By then, she had already defined her own political identity, an identity generally considered further left than that of her husband. For example, at a time when he was trying to distance Labor from its traditional commitment to unilateral nuclear disarmament, it actively supported the idea.

In 1983, Ms Kinnock had visited women protesting at a US air base at Greenham Common in southern England to call for the removal of US cruise missiles. She also supported militant miners who went on strike in the mid-1980s to protest government plans to close mines.

A year after she became a member of the European Parliament, her husband was appointed a senior executive official of the European Union, and the Kinnocks became known as a power couple in Brussels, the bloc’s headquarters.

Throughout their career, they resisted conservative comments that she was a devious backstage force. The accusation made her angry. “It was brutal, describing me as very manipulative and always undermining Neil,” she said.

The perception persisted. Even the left-wing newspaper The Daily Mirror noted in its obituary: “As Labour’s dynamic duo, the Kinnocks were nicknamed ‘the Power and the Glory’ – and everyone knew exactly who the Power was: Glenys.”

Glenys Elizabeth Parry was born on July 7, 1944 in Roade, a village in the English Midlands, to Cyril and Elizabeth (Pritchard) Parry. Her father was a railway signalman and Labor Party activist.
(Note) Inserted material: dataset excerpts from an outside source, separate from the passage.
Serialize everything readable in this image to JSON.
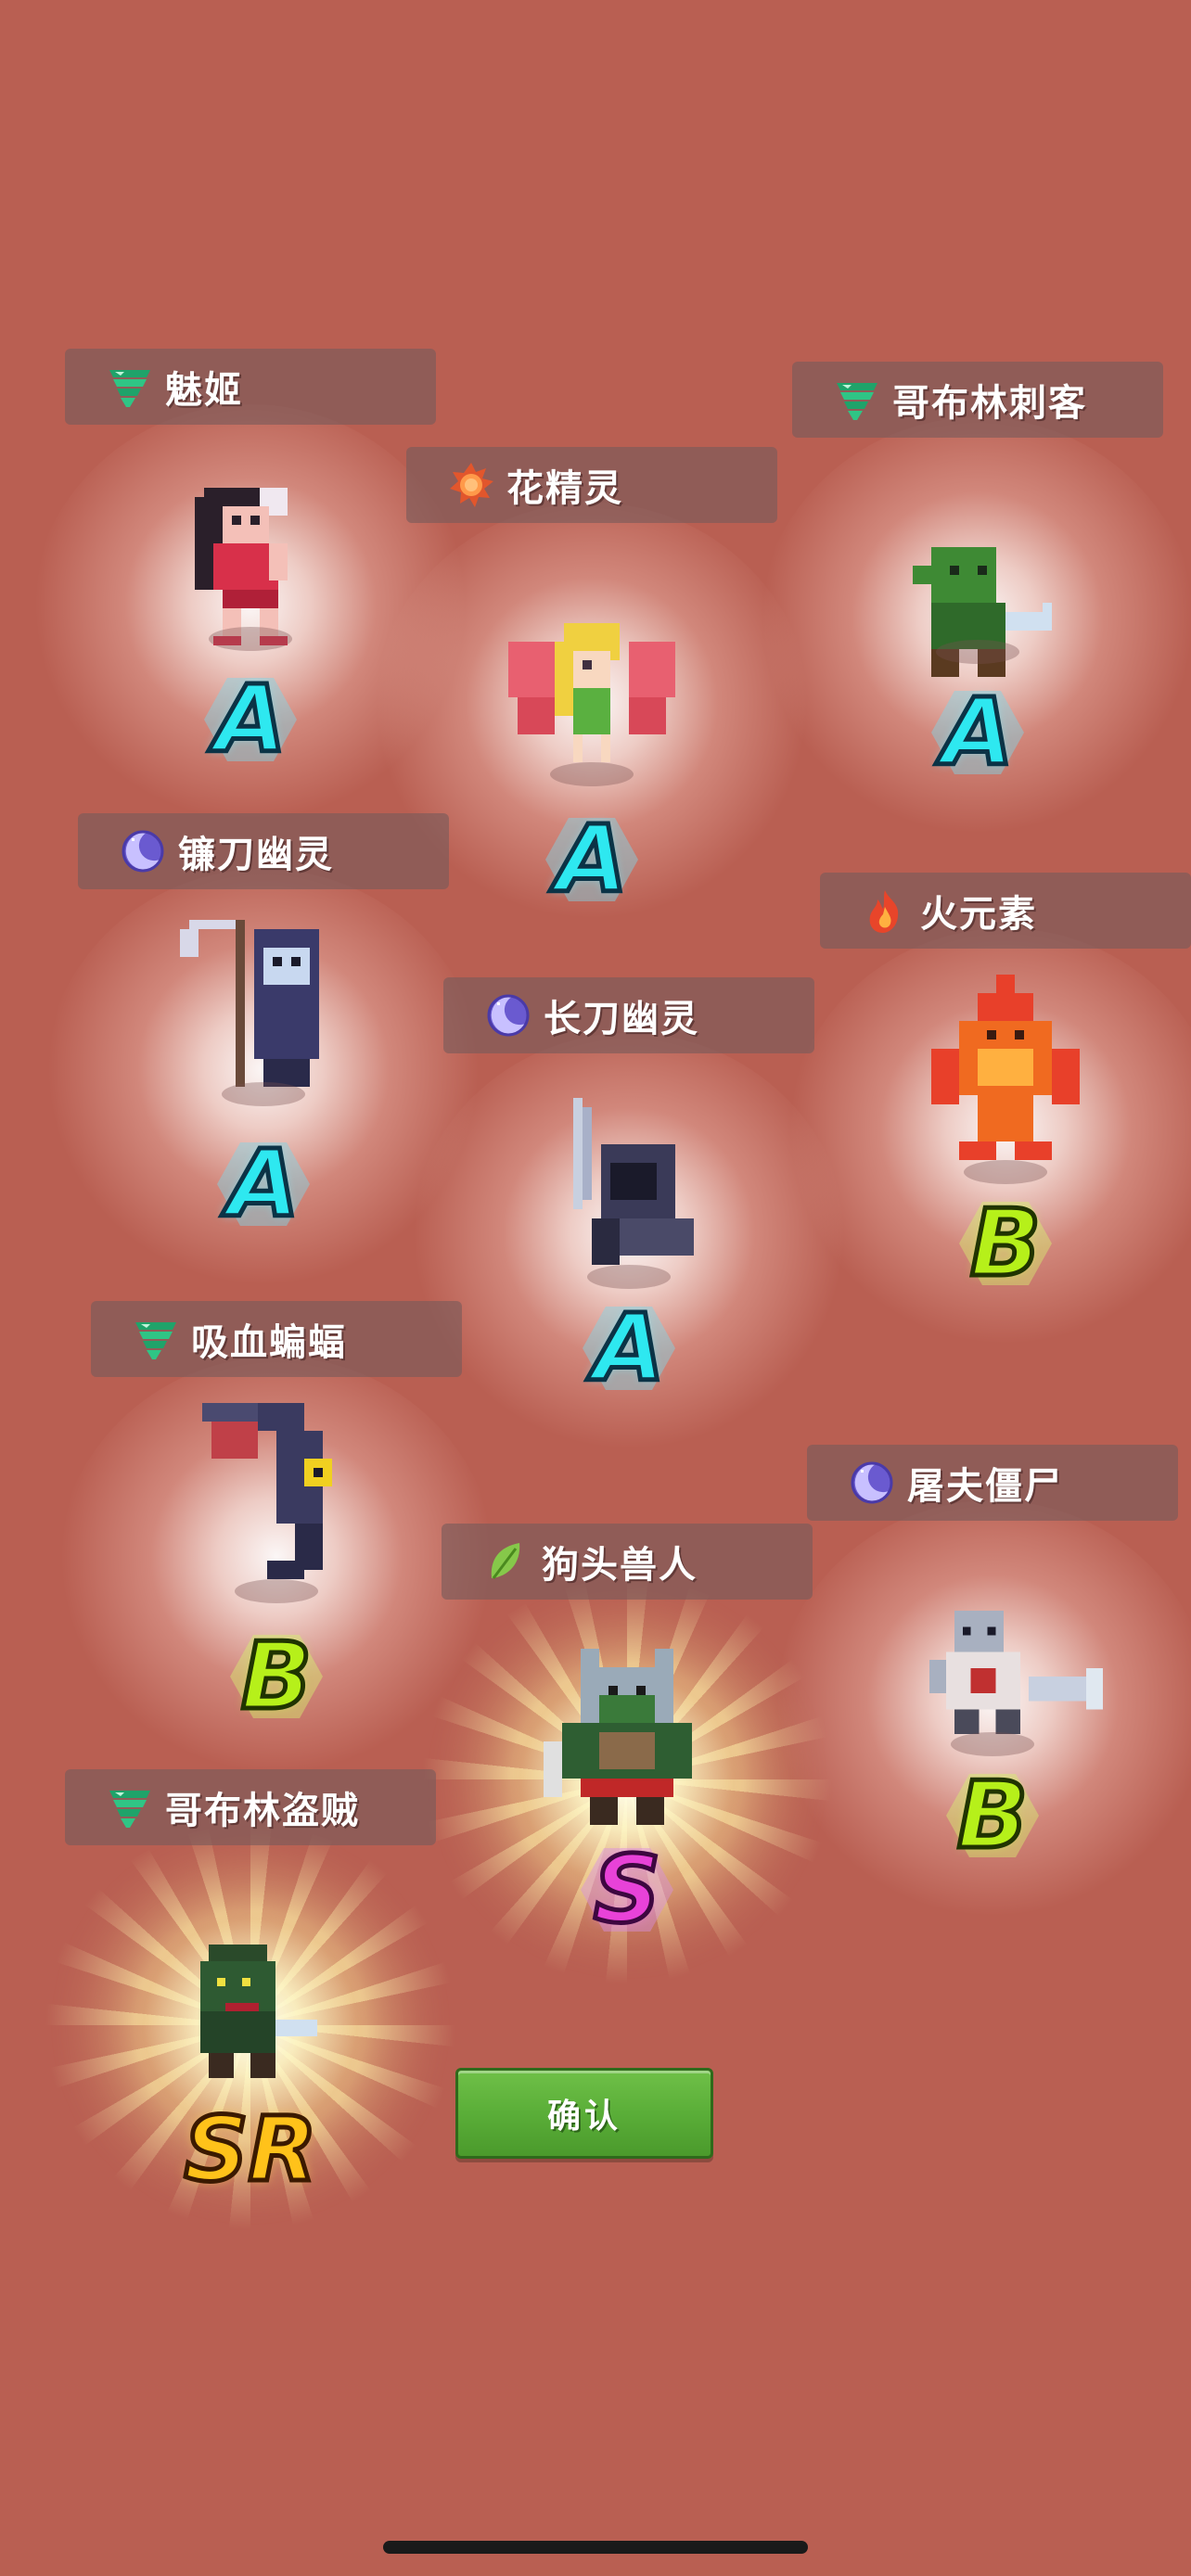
{
  "background_color": "#b95f52",
  "monsters": [
    {
      "name": "魅姬",
      "element_icon": "wind-icon",
      "rank": "A"
    },
    {
      "name": "花精灵",
      "element_icon": "sun-icon",
      "rank": "A"
    },
    {
      "name": "哥布林刺客",
      "element_icon": "wind-icon",
      "rank": "A"
    },
    {
      "name": "镰刀幽灵",
      "element_icon": "moon-icon",
      "rank": "A"
    },
    {
      "name": "火元素",
      "element_icon": "fire-icon",
      "rank": "B"
    },
    {
      "name": "长刀幽灵",
      "element_icon": "moon-icon",
      "rank": "A"
    },
    {
      "name": "吸血蝙蝠",
      "element_icon": "wind-icon",
      "rank": "B"
    },
    {
      "name": "屠夫僵尸",
      "element_icon": "moon-icon",
      "rank": "B"
    },
    {
      "name": "狗头兽人",
      "element_icon": "leaf-icon",
      "rank": "S"
    },
    {
      "name": "哥布林盗贼",
      "element_icon": "wind-icon",
      "rank": "SR"
    }
  ],
  "confirm_button": {
    "label": "确认",
    "color": "#5aae38"
  }
}
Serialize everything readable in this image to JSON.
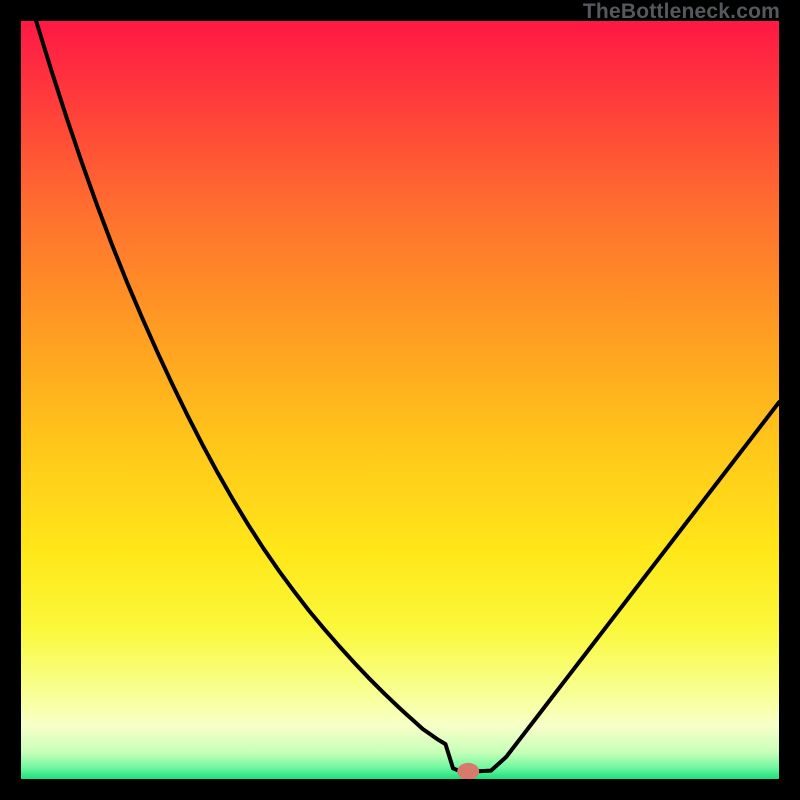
{
  "watermark": "TheBottleneck.com",
  "chart_data": {
    "type": "line",
    "title": "",
    "xlabel": "",
    "ylabel": "",
    "xlim": [
      0,
      100
    ],
    "ylim": [
      0,
      100
    ],
    "grid": false,
    "legend": false,
    "x": [
      0,
      2,
      4,
      6,
      8,
      10,
      12,
      14,
      16,
      18,
      20,
      22,
      24,
      26,
      28,
      30,
      32,
      34,
      36,
      38,
      40,
      42,
      44,
      46,
      48,
      50,
      51,
      52,
      53,
      54,
      55,
      56,
      57,
      58,
      60,
      62,
      64,
      66,
      68,
      70,
      72,
      74,
      76,
      78,
      80,
      82,
      84,
      86,
      88,
      90,
      92,
      94,
      96,
      98,
      100
    ],
    "values": [
      null,
      100,
      93.5,
      87.3,
      81.4,
      75.8,
      70.5,
      65.5,
      60.8,
      56.3,
      52.0,
      47.9,
      44.0,
      40.3,
      36.8,
      33.5,
      30.4,
      27.5,
      24.8,
      22.2,
      19.8,
      17.5,
      15.3,
      13.2,
      11.2,
      9.3,
      8.4,
      7.5,
      6.6,
      5.9,
      5.2,
      4.6,
      1.4,
      1.0,
      1.0,
      1.1,
      2.9,
      5.5,
      8.1,
      10.7,
      13.3,
      15.9,
      18.5,
      21.1,
      23.7,
      26.3,
      28.9,
      31.5,
      34.1,
      36.7,
      39.3,
      41.9,
      44.5,
      47.1,
      49.7
    ],
    "marker": {
      "x": 59,
      "y": 1
    },
    "colors": {
      "curve": "#000000",
      "marker": "#d77a6b"
    },
    "background_gradient": [
      "#ff1845",
      "#ff3a3b",
      "#ff6f2f",
      "#ff9a23",
      "#ffc41a",
      "#ffe719",
      "#fbf83a",
      "#f8ff8c",
      "#f7ffc8",
      "#c7ffb8",
      "#70f7a0",
      "#18e07d"
    ]
  }
}
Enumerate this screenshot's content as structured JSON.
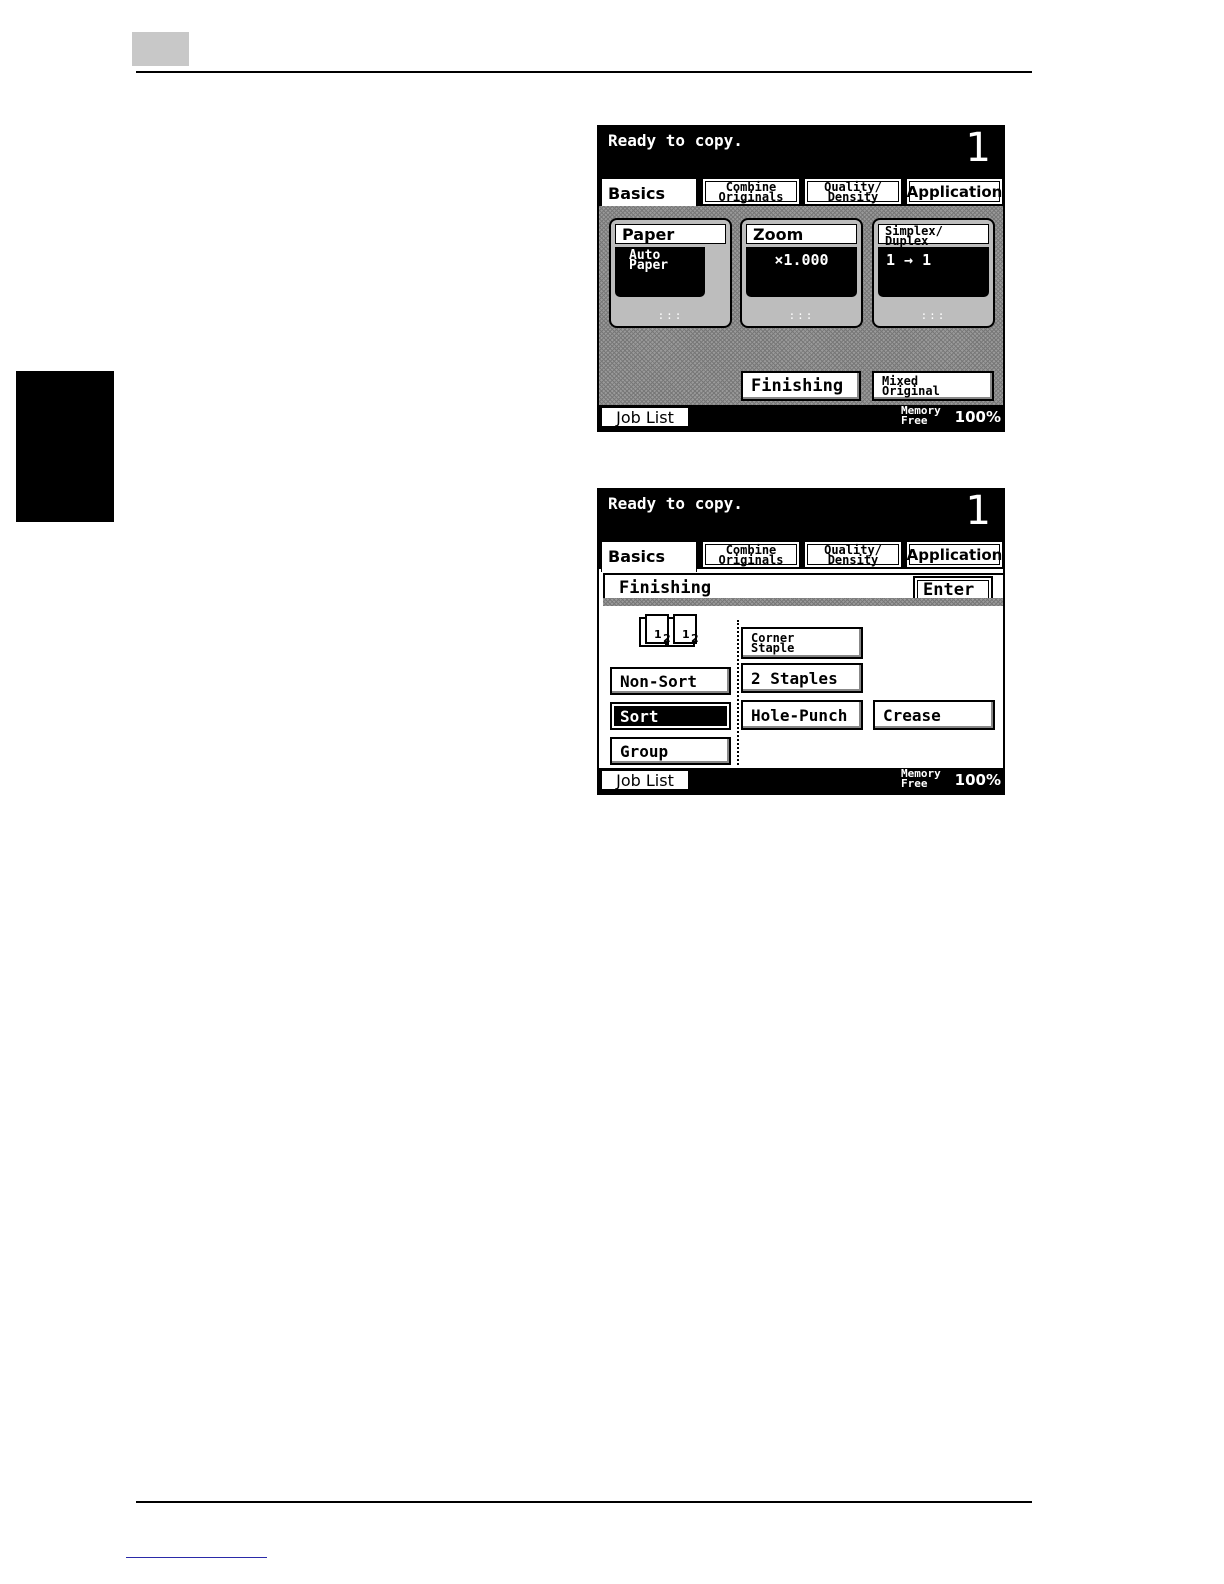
{
  "screen1": {
    "status": "Ready to copy.",
    "copies": "1",
    "tabs": [
      "Basics",
      "Combine Originals",
      "Quality/ Density",
      "Application"
    ],
    "cards": [
      {
        "label": "Paper",
        "value": "Auto Paper",
        "dots": ":::"
      },
      {
        "label": "Zoom",
        "value": "×1.000",
        "dots": ":::"
      },
      {
        "label": "Simplex/ Duplex",
        "value": "1 → 1",
        "dots": ":::"
      }
    ],
    "buttons": {
      "finishing": "Finishing",
      "mixed_original": "Mixed Original"
    },
    "footer": {
      "job_list": "Job List",
      "memory_label": "Memory Free",
      "memory_value": "100%"
    }
  },
  "screen2": {
    "status": "Ready to copy.",
    "copies": "1",
    "tabs": [
      "Basics",
      "Combine Originals",
      "Quality/ Density",
      "Application"
    ],
    "title": "Finishing",
    "enter": "Enter",
    "sort_options": [
      "Non-Sort",
      "Sort",
      "Group"
    ],
    "selected_sort": "Sort",
    "staple_options": {
      "corner": "Corner Staple",
      "two": "2 Staples"
    },
    "hole_punch": "Hole-Punch",
    "crease": "Crease",
    "icon_digits": [
      "1",
      "2",
      "1",
      "2"
    ],
    "footer": {
      "job_list": "Job List",
      "memory_label": "Memory Free",
      "memory_value": "100%"
    }
  }
}
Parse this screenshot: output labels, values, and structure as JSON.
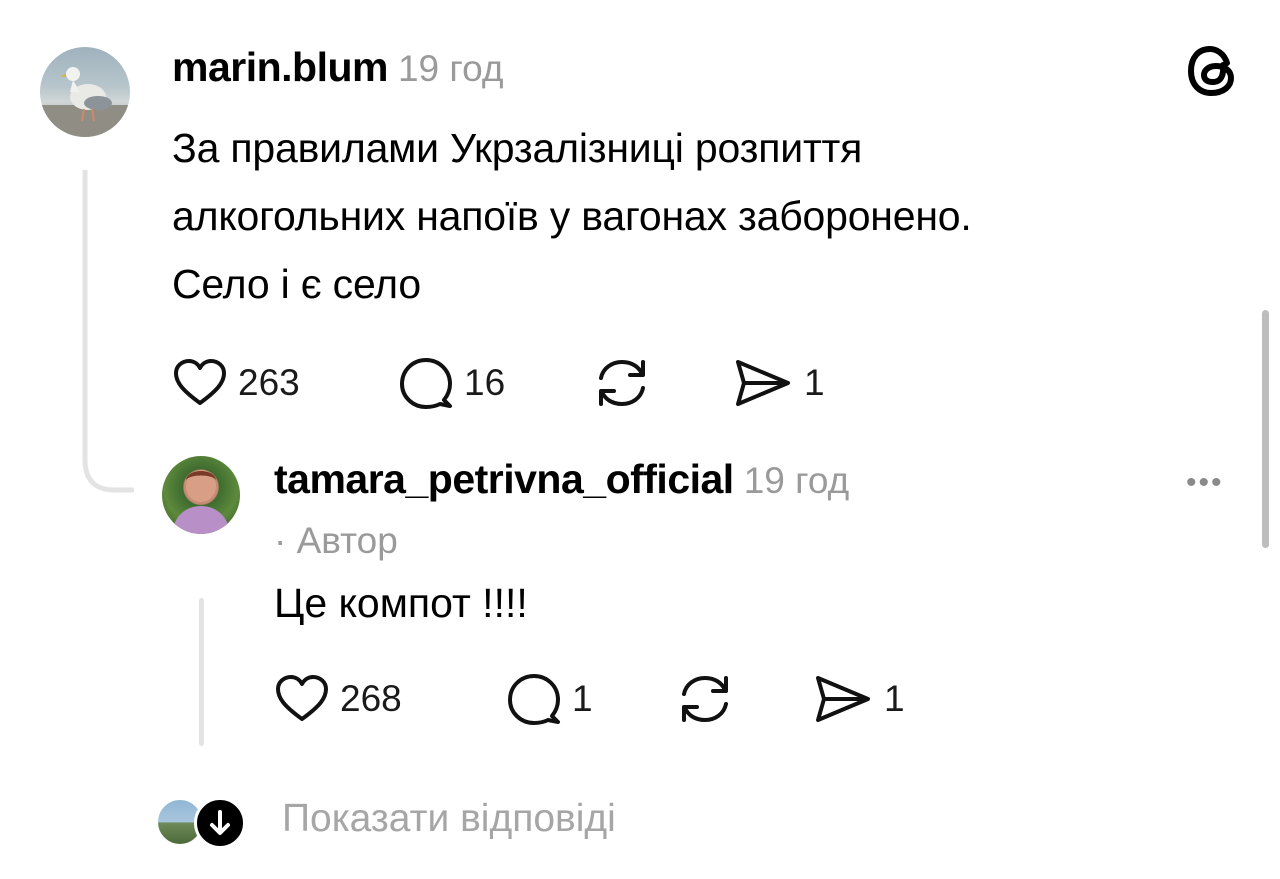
{
  "post": {
    "username": "marin.blum",
    "time": "19 год",
    "lines": [
      "За правилами Укрзалізниці розпиття",
      "алкогольних напоїв у вагонах заборонено.",
      "Село і є село"
    ],
    "likes": "263",
    "replies": "16",
    "shares": "1"
  },
  "reply": {
    "username": "tamara_petrivna_official",
    "time": "19 год",
    "author_tag": "· Автор",
    "text": "Це компот !!!!",
    "likes": "268",
    "replies": "1",
    "shares": "1"
  },
  "more_label": "•••",
  "show_replies": "Показати відповіді",
  "icons": {
    "app": "threads-logo-icon",
    "like": "heart-icon",
    "comment": "comment-icon",
    "repost": "repost-icon",
    "share": "share-icon",
    "expand": "arrow-down-icon"
  }
}
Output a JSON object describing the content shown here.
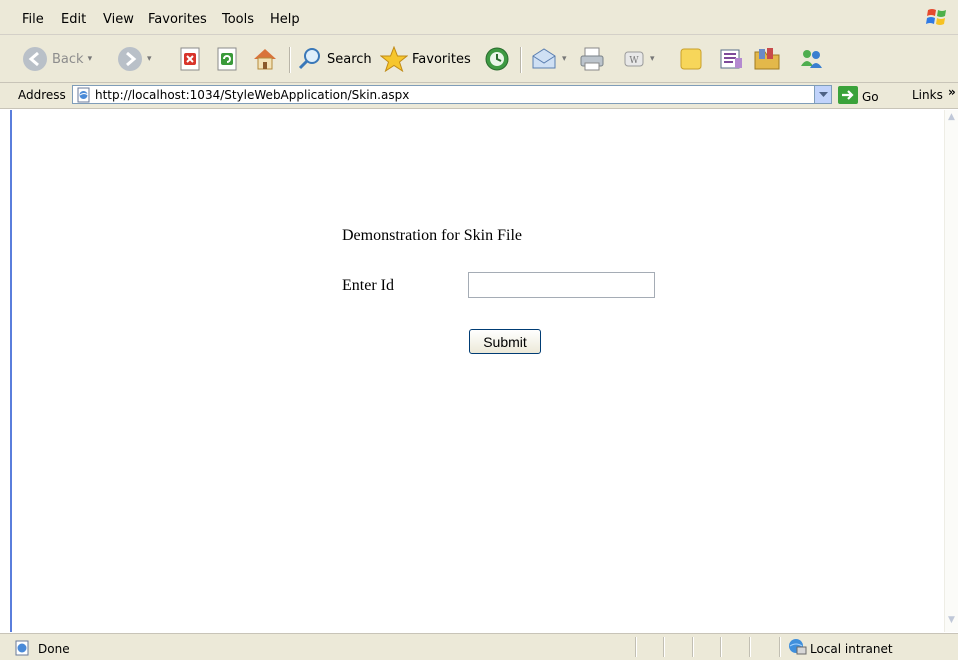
{
  "menu": {
    "items": [
      "File",
      "Edit",
      "View",
      "Favorites",
      "Tools",
      "Help"
    ]
  },
  "toolbar": {
    "back_label": "Back",
    "search_label": "Search",
    "favorites_label": "Favorites"
  },
  "address": {
    "label": "Address",
    "url": "http://localhost:1034/StyleWebApplication/Skin.aspx",
    "go_label": "Go",
    "links_label": "Links",
    "links_chevron": "»"
  },
  "page": {
    "heading": "Demonstration for Skin File",
    "id_label": "Enter Id",
    "id_value": "",
    "submit_label": "Submit"
  },
  "status": {
    "text": "Done",
    "zone": "Local intranet"
  },
  "icons": {
    "back": "back-arrow-icon",
    "forward": "forward-arrow-icon",
    "stop": "stop-icon",
    "refresh": "refresh-icon",
    "home": "home-icon",
    "search": "search-icon",
    "favorites": "favorites-star-icon",
    "history": "history-icon",
    "mail": "mail-icon",
    "print": "print-icon",
    "edit": "edit-icon",
    "discuss": "discuss-icon",
    "research": "research-icon",
    "messenger": "messenger-icon",
    "page": "page-icon",
    "zone": "intranet-icon"
  },
  "colors": {
    "chrome": "#ece9d8",
    "accent": "#5a7edc",
    "go_green": "#3aa23a"
  }
}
She once recalled him taking her as a baby during election campaigns and stacking pamphlets in her carriage.

In her youth the family moved to Holyhead, on the Isle of Anglesey in North Wales. As a teenager she became a member of the Labor Party and an active campaigner against nuclear weapons. She studied education and history at University College, Cardiff, where she met her future husband, and then worked as a teacher. They married in 1967 and were together for 56 years at the time of her death.

Ms Kinnock was a Socialist Member of the European Parliament for 15 years, specializing in international development. In Britain, Conservative-supporting newspapers accused the Kinnocks of living a charmed life and enjoying the benefits of a so-called European Union gravy train.

In 2005, her husband was appointed to the British House of Lords as Lord Kinnock, a title that theoretically allowed Mrs. Kinnock to call herself Lady Kinnock, but she declined to adopt the honorary title, the BBC. reported.

In 2009, Gordon Brown, then British Prime Minister, appointed her as deputy minister. Under British rules, only lawmakers in the lower house or upper house of parliament can be ministers. So Mr Brown made her Baroness Kinnock of Holyhead, giving her a seat in the House of Lords. She took over responsibilities for Britain’s relations with Europe and then Africa until Labor lost the 2010 election.

Ms Kinnock resigned from the House of Lords in 2021, four years after her Alzheimer’s diagnosis.

“We can’t imagine what that day was like for her,” her children Rachel and Stephen wrote The Times of London in 2022. “She never complained, but we know she was terrified. For such a formidable, strong, intelligent, funny and dignified woman, it must have been devastating to feel her spirit slipping away.”